David Mitchell in The Guardian
A fortnight ago, when the clocks went back, a joke was doing the rounds in various forms. They all went something like: “Don’t forget to turn the clocks back this weekend. Unless you voted for Brexit, in which case you’ve already turned them back 30 years.”
These obviously weren’t pro-Brexit jokes. The notion of turning the clock back is not supposed to connote a return to the good old days or a restoration of youth: it signifies regression, progress reversed, a deliberate worsening. So an obvious implication is that their writers think, and think that most people think, that in general things get better over time.
Well, milk doesn’t. And look at the natural world: things age and die and rot. Or grow and infest and destroy. And sometimes they germinate and bloom. They don’t necessarily get worse, I’m not saying that; but they don’t always improve, either.
Technology confuses this, because that seems to be on a pretty steady upward graph, though it has its blips: in Europe, central heating had a chilly hiatus between the fourth and the 19th centuries. And this whole technological up-graph, from the discovery of fire onwards, may get retrospectively flipped into a huge down-blip in overall human fortunes if it transpires we were gradually making the planet uninhabitable. It’s possible that everything any of us has done since we first started scrabbling around for flint has been a mistake.
You may sense from the last sentence that I’m in a bad mood. When I recently expressed disquiet on Twitter at Donald Trump’s election victory, one respondent said: “You should have been afraid months ago, by now [you should be] slipping into misanthropic apathy.” It seemed like an excellent suggestion.
I’d been hoping Hillary Clinton would win, as you probably were, unless my evaluation of the Observer readership has descended to pollster levels of accuracy. Though, for me, it was mainly a hope that Donald Trump would lose. I didn’t have strong feelings about his opponent. She seemed OK, but then people would darkly say things beginning “Of course you realise…”, the end of which I never properly heard, focused as I was on avoiding the social embarrassment of looking like I didn’t realise whatever it was.
It’s like when I’m introduced to people – I never catch their name because I’m so anxious not to screw up the handshake. “Just look like you realise, for God’s sake!” my brain always hissed over the details. “Everyone else here seems to have realised.
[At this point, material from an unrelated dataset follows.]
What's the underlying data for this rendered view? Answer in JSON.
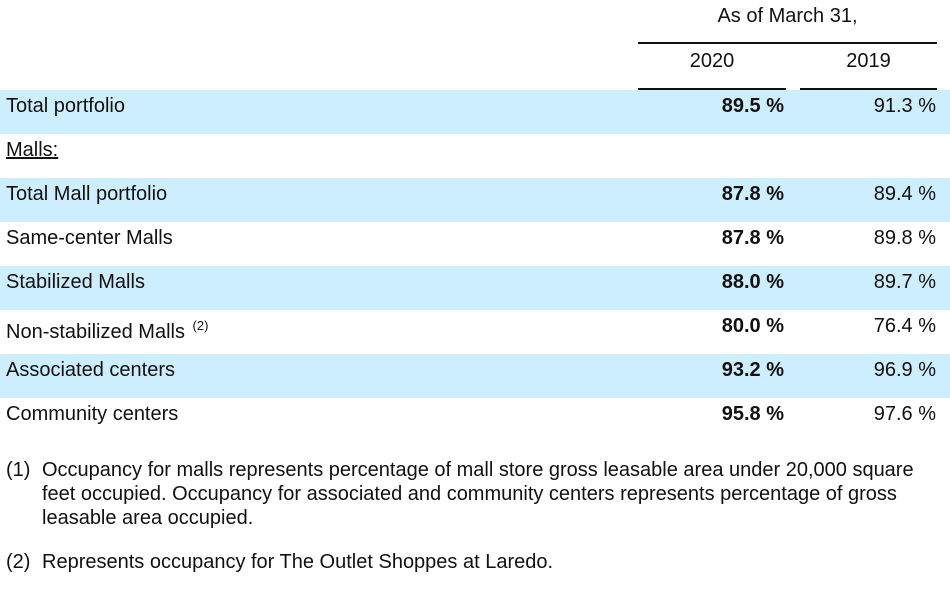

You’re an educated person who realises all the complicated stuff that needs to be realised. You can Google it later.”
I never Googled it later, which turns out to have been an efficient non-use of time. Nevertheless, I assembled a vague sense that Hillary wasn’t all that, but at least she hadn’t said that Mexicans are rapists. If there were terrible things about her, she had the grace to keep them secret rather than proclaim them from a podium. Which, under the circumstances, seemed to me a good enough reason to make her the most powerful person on earth. Then I went back to watching Trump.
Trump is so watchable – that’s surely something his supporters and detractors can agree on. It’s not the hair, it’s not the extremist rhetoric, it’s the sheer magnetism of his self-satisfaction. The density of his self-joy is so great it drags your eyes towards it like galactic debris to a black hole. When he puts on a statesmanlike face, you just know his inner monologue is delightedly singing “My amazing face looks so statesmanlike right now!” This is what Ed Miliband never grasped: it’s not about being convincing, it’s about relishing the role.
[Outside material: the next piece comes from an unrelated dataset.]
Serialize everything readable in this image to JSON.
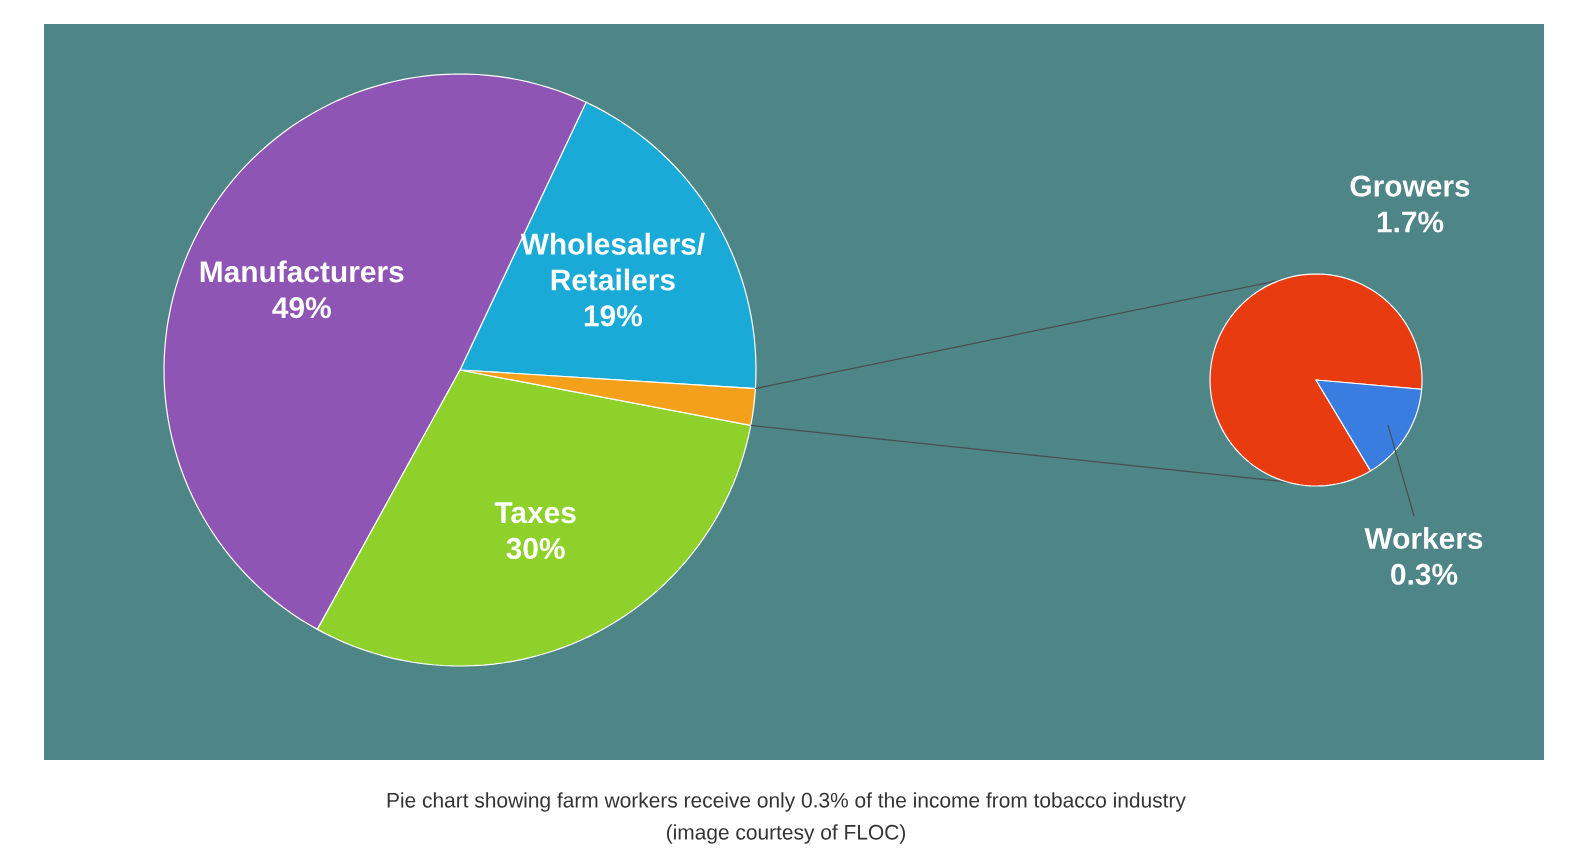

If politics were just a reality TV show (rather than mainly a reality TV show), Trump would never get voted out. So perhaps it’s surprising that he polled fewer votes than Clinton – though not quite as surprising as the fact that he will become president despite this.
Illustration by David Foldvari.
Trump’s win hit me in several ways. First, it denied me his defeat scene. I wanted to see that. His character seemed designed expressly for that sort of comeuppance, as surely as the diner redneck in Superman II. I was desperate to see him spun round on his bar stool, all scared. It really feels like a missed opportunity, for him as much as everyone else.
Second, it robbed me of a comforting certainty: he can’t win – he’s too awful. That’s the sentiment I’ve been vacuously exchanging with people for months: “Surely he can’t win,” one of us says. “I know,” says the other. I’ll miss that even though I now regret every time it happened. “It would be a disaster,” was the consensus among me and other out-of-touch liberals, even more so than over Brexit.
And third: I’ve started to look on the bright side and it makes me despise myself. Because, frankly, “It would be a disaster” is much easier to live with than “It willbe a disaster” or “This is a disaster”. So I fail to follow through on my certainty. A mixture of apathy and fear-avoidance extorts a sickly optimism from my brain.
Maybe he didn’t mean what he said; maybe the Republican party will restrain him; politicians never get much done anyway; maybe it’ll all be fine. This either makes me an overdramatising hypocrite a few days ago, or a reality-denying fool now. So I feel lazy, stupid and humiliated by the disturbance to my complacency, as if someone had burst in while I was eating a cream cake in the bath.
I am bewildered by everyone’s conviction that anyone who disagrees with them has been misinformed. Another response to my worried tweet mentioned an article I’d linked to about Trump in the New Yorker: “That’s like reading about Obama on the KKK newsletter,” they told me. Is it? I really don’t think it is. But they seemed so much surer that I’m wrong than I am that I’m right. I’m enough of a historian to understand the insecurity of the lines of communication between what I read has happened and what actually has, but not enough to know what to do. Should I go to that place in Kew?
Civilisations, like investments, can go down as well as up – that’s never been clearer. Trump has routed the Whig interpretation of history along with the metropolitan liberal elite. Things don’t always get better over time. But I’m grateful to have lived through an era when it was still widely assumed that they did.